Large companies among the FTSE 100, who have stepped away from aggressive tax planning schemes, have seen a sudden increase in their tax rate, coupled with substantial fines from HMRC – which are not tax deductible say Harris & Co accountants Northampton, the specialist small business accountant.
According to research by UHY Hacker Young, the average effective tax rate for FTSE 100 companies has increased by more than a tenth over the last year, rising to 27.6% of profits, up from 24.5%. This reverses the steady decline over the last four years from a high of 35.8% in 2009.
In the last year FTSE 100 companies paid a total of £51bn in tax on profits of £143bn, compared to £58bn paid on profits of nearly £188bn in the previous year.
UHY Hacker Young says FTSE 100 companies are currently taking a more risk adverse approach to tax avoidance, partly in response to public and political pressure, although this may change in future.

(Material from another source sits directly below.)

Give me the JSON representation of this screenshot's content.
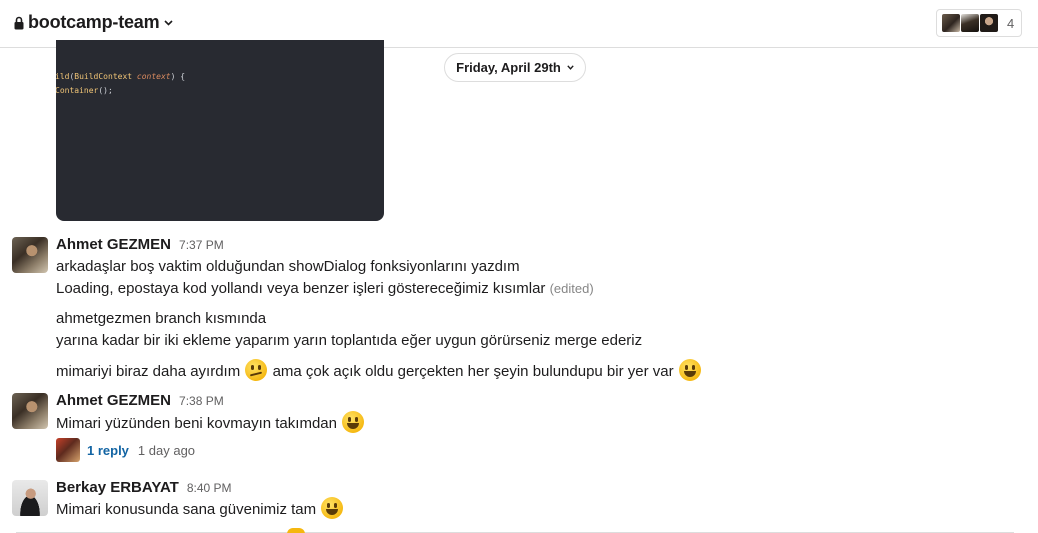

Roy Maugham, tax partner at UHY Hacker Young, said: ‘Heads of tax are being asked to explain what they are doing and some tax planning opportunities are not being pursued as they seem too hard to justify to a sceptical public – clearly that is going to feed into bigger tax bills.

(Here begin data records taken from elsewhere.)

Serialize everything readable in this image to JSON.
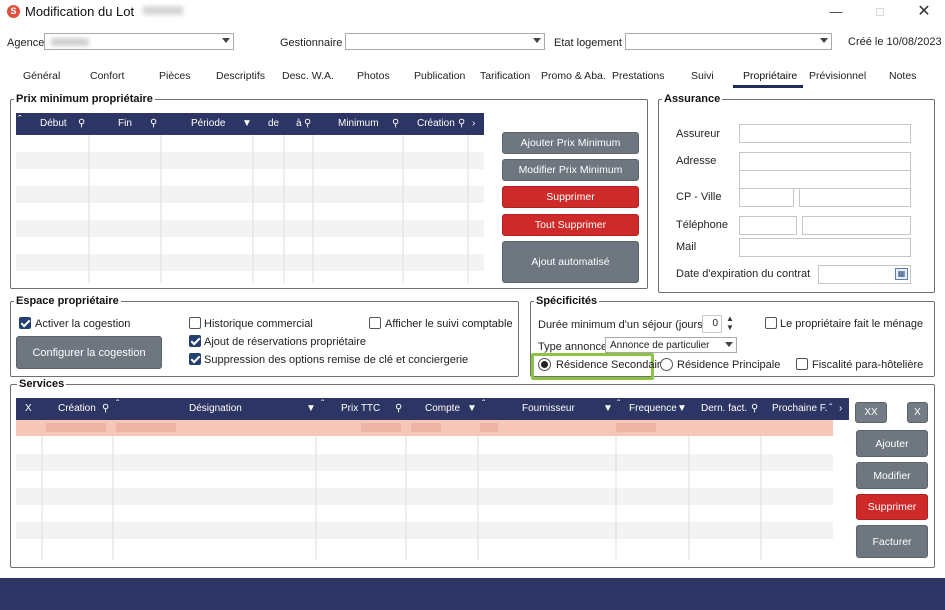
{
  "window": {
    "title": "Modification du Lot",
    "icon": "app-logo-icon"
  },
  "topbar": {
    "agence_label": "Agence",
    "gestionnaire_label": "Gestionnaire",
    "etat_label": "Etat logement",
    "created": "Créé le 10/08/2023"
  },
  "tabs": [
    "Général",
    "Confort",
    "Pièces",
    "Descriptifs",
    "Desc. W.A.",
    "Photos",
    "Publication",
    "Tarification",
    "Promo & Aba.",
    "Prestations",
    "Suivi",
    "Propriétaire",
    "Prévisionnel",
    "Notes"
  ],
  "active_tab": "Propriétaire",
  "prix": {
    "title": "Prix minimum propriétaire",
    "columns": [
      "Début",
      "Fin",
      "Période",
      "de",
      "à",
      "Minimum",
      "Création"
    ],
    "buttons": {
      "add": "Ajouter Prix Minimum",
      "edit": "Modifier Prix Minimum",
      "delete": "Supprimer",
      "delete_all": "Tout Supprimer",
      "auto": "Ajout automatisé"
    }
  },
  "assurance": {
    "title": "Assurance",
    "assureur": "Assureur",
    "adresse": "Adresse",
    "cp_ville": "CP - Ville",
    "telephone": "Téléphone",
    "mail": "Mail",
    "expiration": "Date d'expiration du contrat"
  },
  "espace": {
    "title": "Espace propriétaire",
    "activer": "Activer la cogestion",
    "historique": "Historique commercial",
    "afficher": "Afficher le suivi comptable",
    "ajout_resa": "Ajout de réservations propriétaire",
    "suppression": "Suppression des options remise de clé et conciergerie",
    "configurer": "Configurer la cogestion",
    "checks": {
      "activer": true,
      "historique": false,
      "afficher": false,
      "ajout_resa": true,
      "suppression": true
    }
  },
  "specificites": {
    "title": "Spécificités",
    "duree_label": "Durée minimum d'un séjour (jours)",
    "duree_value": "0",
    "menage": "Le propriétaire fait le ménage",
    "type_label": "Type annonce",
    "type_value": "Annonce de particulier",
    "res_secondaire": "Résidence Secondaire",
    "res_principale": "Résidence Principale",
    "fiscalite": "Fiscalité para-hôtelière",
    "selected_residence": "Résidence Secondaire",
    "highlight_color": "#8bc34a"
  },
  "services": {
    "title": "Services",
    "columns": [
      "X",
      "Création",
      "Désignation",
      "Prix TTC",
      "Compte",
      "Fournisseur",
      "Frequence",
      "Dern. fact.",
      "Prochaine F."
    ],
    "buttons": {
      "xx": "XX",
      "x": "X",
      "add": "Ajouter",
      "edit": "Modifier",
      "delete": "Supprimer",
      "bill": "Facturer"
    },
    "selected_row_color": "#f6c6b6"
  }
}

‘However, as memories of televised grillings in front of the Public Accounts Committee fade, then we may see more businesses returning to viewing a low tax bill as an important competitive advantage.’
UHY Hacker Young says that the higher tax rate is also due in part to the imposition of large fines and compensation payments which have pushed down companies’ profits without reducing their tax bill. These include fines for Lloyds and Barclays over LIBOR manipulation, HSBC’s $1.6bn (£950m) fine for alleged money laundering, and BP’s $4.5bn (£2.7bn) settlement with the US government over the Deepwater Horizon accident.